# Ignoring users?



## Sam (Apr 28, 2006)

I was considering ignoring a specific user after I realized nearly every post they made irritated or infurriated me - but before I do - how much will this affect my regular MT browsing?

Will any thread they start or post in become invisible to me? Or will only their posts dissapear? If only their posts dissapear, does that get confusing when other people reply to them?


Thanks for the info


----------



## OnlyAnEgg (Apr 28, 2006)

Sam:

I believe it's just their posts.  I am unsure about threads they start.  I ignored a member sometime ago and it did get a little confusing, at first.

Hope this helps...unless I'm the one you're ignoring, in which case, you won't see this.


----------



## Lisa (Apr 28, 2006)

She will still see yours, Egg.  Can't place a staff member on ignore 

What happens is you will see in thread a little box that says something along the lines that their post has been hidden from your view.  There will also be an icon for you to "view post" in case you need to see what they said for the thread to make sense.
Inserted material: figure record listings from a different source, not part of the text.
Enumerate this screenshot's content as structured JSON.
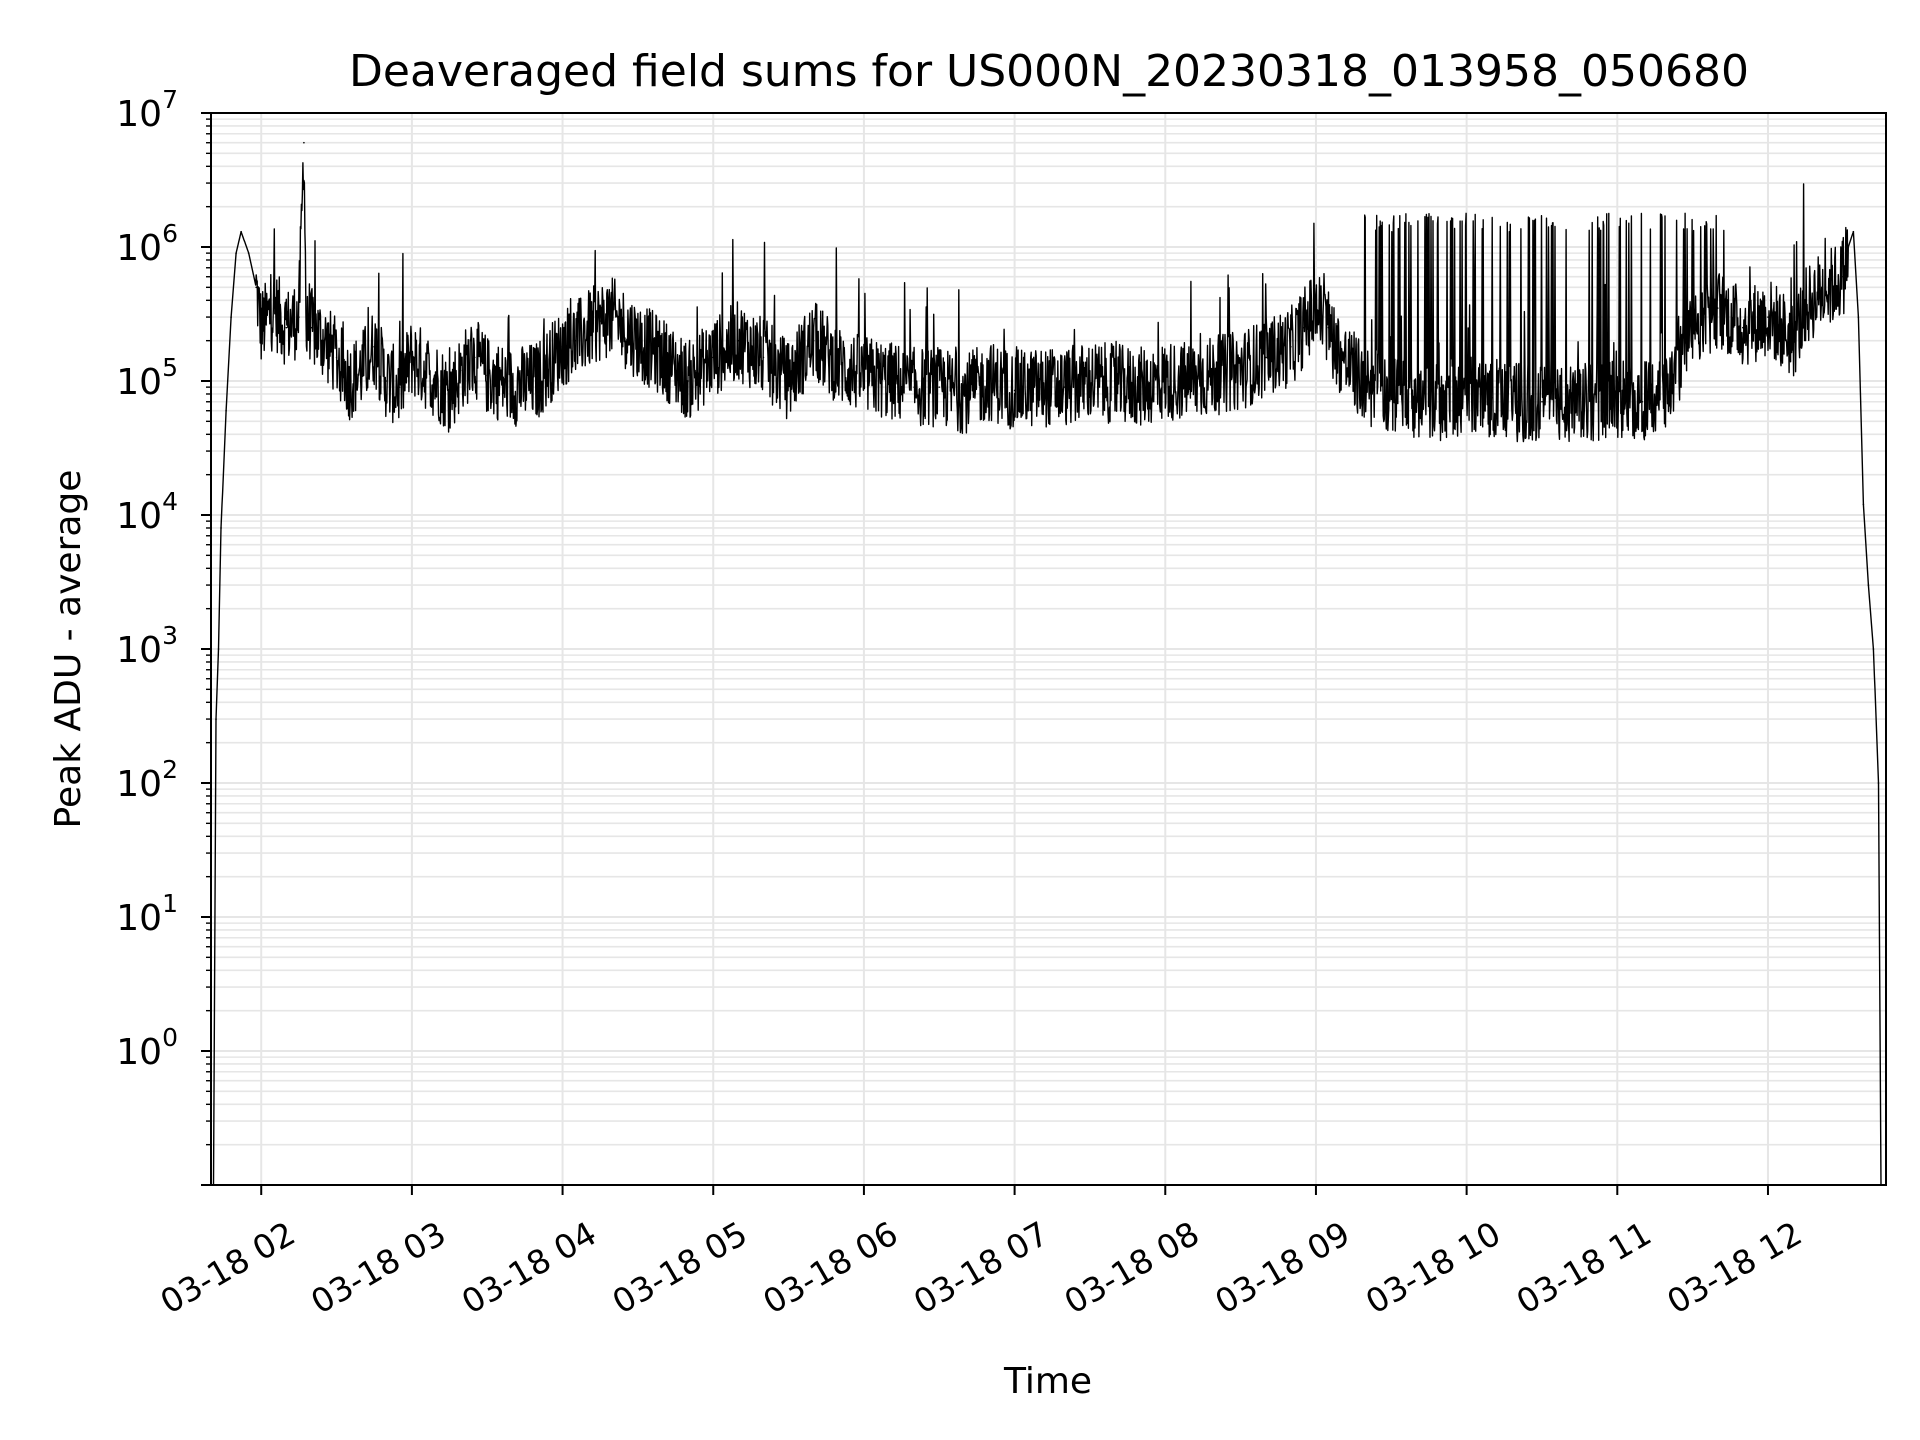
{
  "chart_data": {
    "type": "line",
    "title": "Deaveraged field sums for US000N_20230318_013958_050680",
    "xlabel": "Time",
    "ylabel": "Peak ADU - average",
    "yscale": "log",
    "ylim": [
      0.1,
      10000000
    ],
    "xlim": [
      "03-18 01:40",
      "03-18 12:47"
    ],
    "grid": true,
    "legend": "none",
    "line_color": "#000000",
    "grid_color": "#e6e6e6",
    "x_ticks": [
      "03-18 02",
      "03-18 03",
      "03-18 04",
      "03-18 05",
      "03-18 06",
      "03-18 07",
      "03-18 08",
      "03-18 09",
      "03-18 10",
      "03-18 11",
      "03-18 12"
    ],
    "x_tick_times": [
      "03-18 02:00",
      "03-18 03:00",
      "03-18 04:00",
      "03-18 05:00",
      "03-18 06:00",
      "03-18 07:00",
      "03-18 08:00",
      "03-18 09:00",
      "03-18 10:00",
      "03-18 11:00",
      "03-18 12:00"
    ],
    "y_ticks": [
      {
        "base": "10",
        "exp": "0",
        "value": 1
      },
      {
        "base": "10",
        "exp": "1",
        "value": 10
      },
      {
        "base": "10",
        "exp": "2",
        "value": 100
      },
      {
        "base": "10",
        "exp": "3",
        "value": 1000
      },
      {
        "base": "10",
        "exp": "4",
        "value": 10000
      },
      {
        "base": "10",
        "exp": "5",
        "value": 100000
      },
      {
        "base": "10",
        "exp": "6",
        "value": 1000000
      },
      {
        "base": "10",
        "exp": "7",
        "value": 10000000
      }
    ],
    "series": [
      {
        "x": [
          "03-18 01:41",
          "03-18 01:42",
          "03-18 01:43",
          "03-18 01:44",
          "03-18 01:46",
          "03-18 01:48",
          "03-18 01:50",
          "03-18 01:52",
          "03-18 01:55",
          "03-18 01:58",
          "03-18 02:00",
          "03-18 02:05",
          "03-18 02:10",
          "03-18 02:15",
          "03-18 02:17",
          "03-18 02:18",
          "03-18 02:19",
          "03-18 02:20",
          "03-18 02:25",
          "03-18 02:30",
          "03-18 02:35",
          "03-18 02:40",
          "03-18 02:45",
          "03-18 02:50",
          "03-18 02:55",
          "03-18 03:00",
          "03-18 03:10",
          "03-18 03:15",
          "03-18 03:20",
          "03-18 03:25",
          "03-18 03:30",
          "03-18 03:40",
          "03-18 03:50",
          "03-18 04:00",
          "03-18 04:05",
          "03-18 04:15",
          "03-18 04:20",
          "03-18 04:30",
          "03-18 04:40",
          "03-18 04:50",
          "03-18 05:00",
          "03-18 05:10",
          "03-18 05:20",
          "03-18 05:30",
          "03-18 05:35",
          "03-18 05:40",
          "03-18 05:50",
          "03-18 06:00",
          "03-18 06:10",
          "03-18 06:20",
          "03-18 06:30",
          "03-18 06:40",
          "03-18 06:50",
          "03-18 07:00",
          "03-18 07:10",
          "03-18 07:20",
          "03-18 07:30",
          "03-18 07:40",
          "03-18 07:50",
          "03-18 08:00",
          "03-18 08:10",
          "03-18 08:20",
          "03-18 08:30",
          "03-18 08:40",
          "03-18 08:50",
          "03-18 08:55",
          "03-18 09:00",
          "03-18 09:05",
          "03-18 09:10",
          "03-18 09:15",
          "03-18 09:20",
          "03-18 09:30",
          "03-18 09:40",
          "03-18 09:50",
          "03-18 10:00",
          "03-18 10:10",
          "03-18 10:20",
          "03-18 10:30",
          "03-18 10:40",
          "03-18 10:50",
          "03-18 11:00",
          "03-18 11:10",
          "03-18 11:20",
          "03-18 11:30",
          "03-18 11:35",
          "03-18 11:40",
          "03-18 11:50",
          "03-18 12:00",
          "03-18 12:05",
          "03-18 12:10",
          "03-18 12:15",
          "03-18 12:20",
          "03-18 12:25",
          "03-18 12:30",
          "03-18 12:32",
          "03-18 12:34",
          "03-18 12:36",
          "03-18 12:38",
          "03-18 12:40",
          "03-18 12:42",
          "03-18 12:44",
          "03-18 12:45",
          "03-18 12:46"
        ],
        "y": [
          0.1,
          300,
          1000,
          8000,
          60000,
          300000,
          900000,
          1300000,
          900000,
          500000,
          250000,
          350000,
          250000,
          300000,
          6000000,
          200000,
          300000,
          250000,
          200000,
          150000,
          100000,
          120000,
          180000,
          100000,
          90000,
          150000,
          100000,
          80000,
          120000,
          150000,
          110000,
          90000,
          100000,
          180000,
          200000,
          280000,
          300000,
          200000,
          150000,
          100000,
          150000,
          200000,
          150000,
          100000,
          150000,
          200000,
          130000,
          110000,
          100000,
          90000,
          90000,
          80000,
          100000,
          85000,
          90000,
          90000,
          100000,
          95000,
          90000,
          100000,
          100000,
          110000,
          120000,
          150000,
          180000,
          250000,
          350000,
          250000,
          150000,
          120000,
          90000,
          80000,
          75000,
          70000,
          80000,
          75000,
          70000,
          70000,
          65000,
          70000,
          75000,
          70000,
          80000,
          250000,
          300000,
          350000,
          250000,
          300000,
          250000,
          200000,
          350000,
          450000,
          500000,
          600000,
          1000000,
          1300000,
          300000,
          12000,
          3000,
          1000,
          100,
          0.1,
          0.1
        ]
      }
    ]
  }
}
As far as threads, I put you on ignore, sam as an experiment and I can still see your threads in the "new posts" area, however, your post isn't visible.

Hope that helps.


----------



## OnlyAnEgg (Apr 28, 2006)

See?  Lisa is much cooler than me.
:asian:


----------



## Sam (Apr 28, 2006)

you're a lifesaver, Lisa.


----------



## jfarnsworth (Apr 28, 2006)

Just remember Sam, that you will never be able to see what they may say about you. That's only if there's a problem between you and the other party.


----------



## Lisa (Apr 28, 2006)

Sam said:
			
		

> you're a lifesaver, Lisa.



Thanks, Sam.  Just don't take my bowling trophy away from me, ok?  Its all I got.


----------



## Flatlander (Apr 28, 2006)

Actually, that's pretty awesome, because I didn't know all that either.  Lisa's the ignore'xpert.


----------



## Sam (Apr 29, 2006)

jfarnsworth said:
			
		

> Just remember Sam, that you will never be able to see what they may say about you. That's only if there's a problem between you and the other party.
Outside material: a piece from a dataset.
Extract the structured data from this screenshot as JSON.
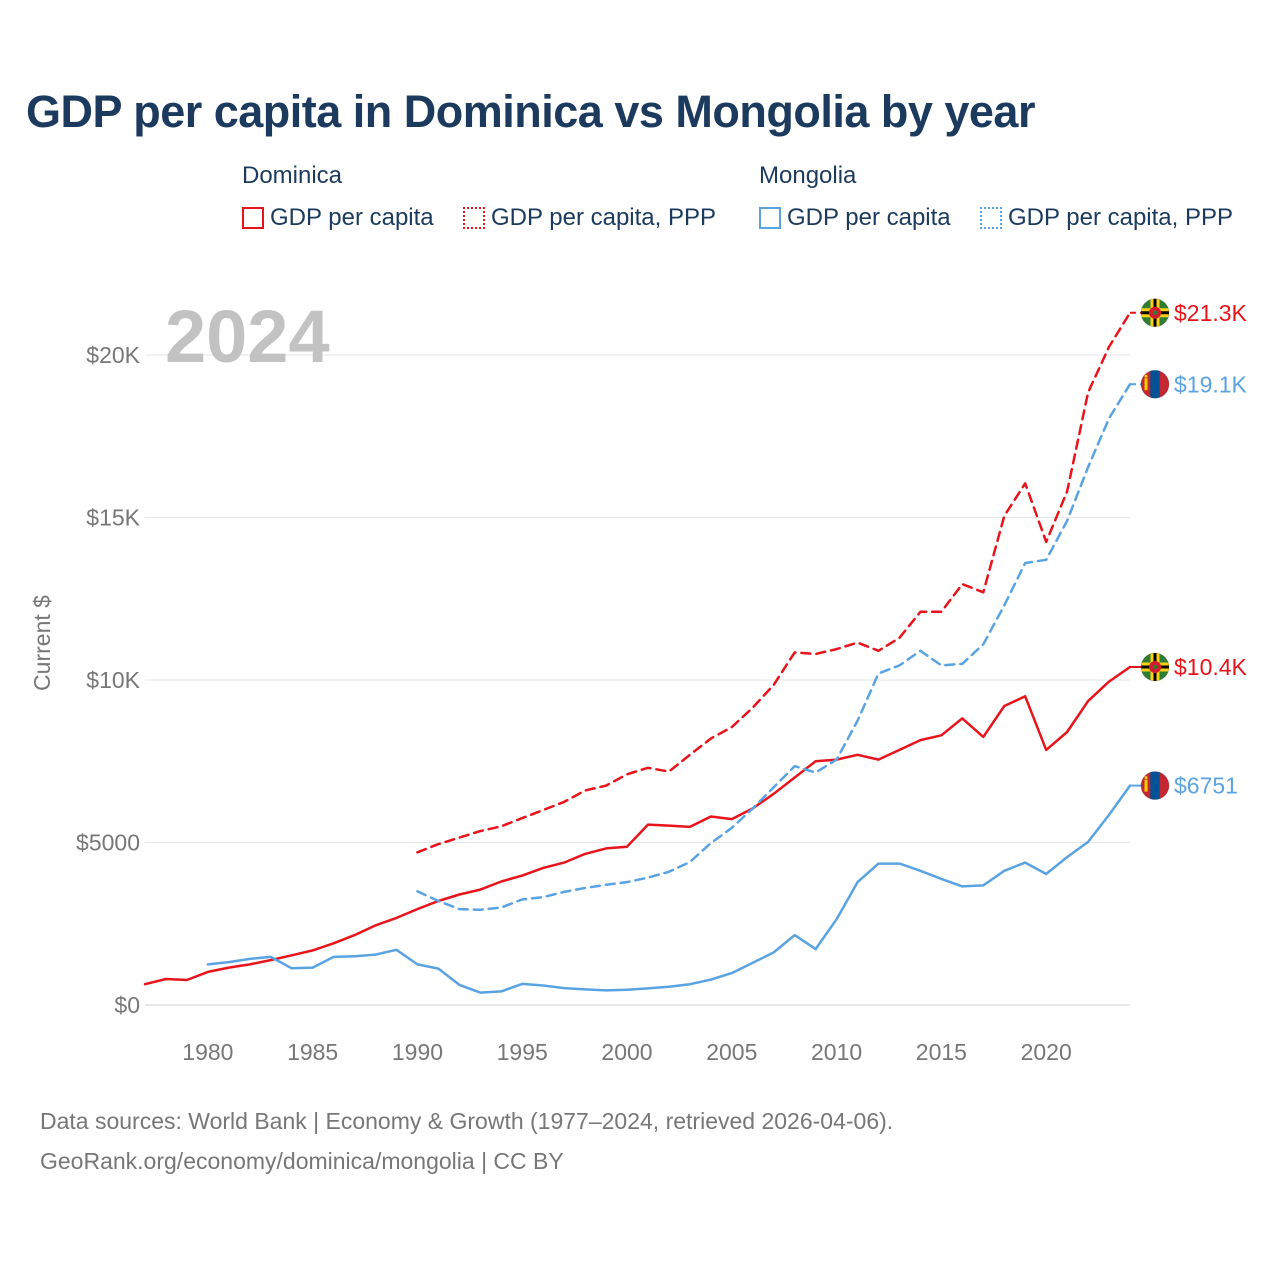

Well, I'd like to think that I have a slightly higher reputation than... said party.  'Sides, I would probably be able to tell from other user's posts if they were talking about me.


----------



## Carol (Apr 29, 2006)

Sam said:
			
		

> Well, I'd like to think that I have a slightly higher reputation than... said party.


 
Oh like that narrows it down, Sam. :roflmao:

Serious question, we cannot ignore everyone, correct?  

We can't ignore moderators, or administrators, correct?

Is it also the case that we cannot ignore the folks that have their own forums?  If I made arrangements with Bob to have my own hosted forum at the bottom of the page, wouldn't I be a moderator of my forum?  And thus...no one could ignore me?

Yes, it's got to be all about me.  And Sam


----------



## Jonathan Randall (Apr 29, 2006)

Carol Kaur said:
			
		

> Oh like that narrows it down, Sam. :roflmao:
> 
> Serious question, we cannot ignore everyone, correct?
> 
> ...


 
I believe that to be correct.


----------



## Sam (Apr 29, 2006)

Well, I don't think I should be - well if it were you, for instance - (it's not)...

"How do I ignore carol K? Because everything she says irritates or infurriates me. I really can't stand her. And since I can't get rid of her, even though I really wish we could, could you tell me what would happen if I were to ignore her?"

I'll stick with my genderless "said party".


----------



## Carol (Apr 29, 2006)

I'm sorry Sam, I really couldn't resist myself there.

It is proper, IMO, to be vaugue.  

Still brought a smile to my face, especially at this hour of the night :asian:


----------



## Rich Parsons (Apr 29, 2006)

Carol Kaur said:
			
		

> Serious question, we cannot ignore everyone, correct?


 
No a member cannot ignore everyone. 



			
				Carol Kaur said:
			
		

> We can't ignore moderators, or administrators, correct?


 
You can if there is reason enough too. Send a request to Bob, and he can handle a manual ignore. But there needs to be a valid reason. 



			
				Carol Kaur said:
			
		

> Is it also the case that we cannot ignore the folks that have their own forums? If I made arrangements with Bob to have my own hosted forum at the bottom of the page, wouldn't I be a moderator of my forum? And thus...no one could ignore me?



One can always just go on a personaly auto filter and not read the post of an individual. 

I hope this helps.


----------



## Carol (Apr 29, 2006)

Rich Parsons said:
			
		

> I hope this helps.


 
It does, Rich.  Thank you.  

I'm not interested in ignoring anyone here.   My inner geek was just curious as to how everything works.


----------



## tshadowchaser (Apr 29, 2006)

I think I will ignor this whole thread from here on
Actualy i learned something from it


----------



## rutherford (May 1, 2006)

A small point, but I often like to use the tooltips to preview a thread.  If a user is on ignore and they start a thread then you don't get any tooltip preview.


----------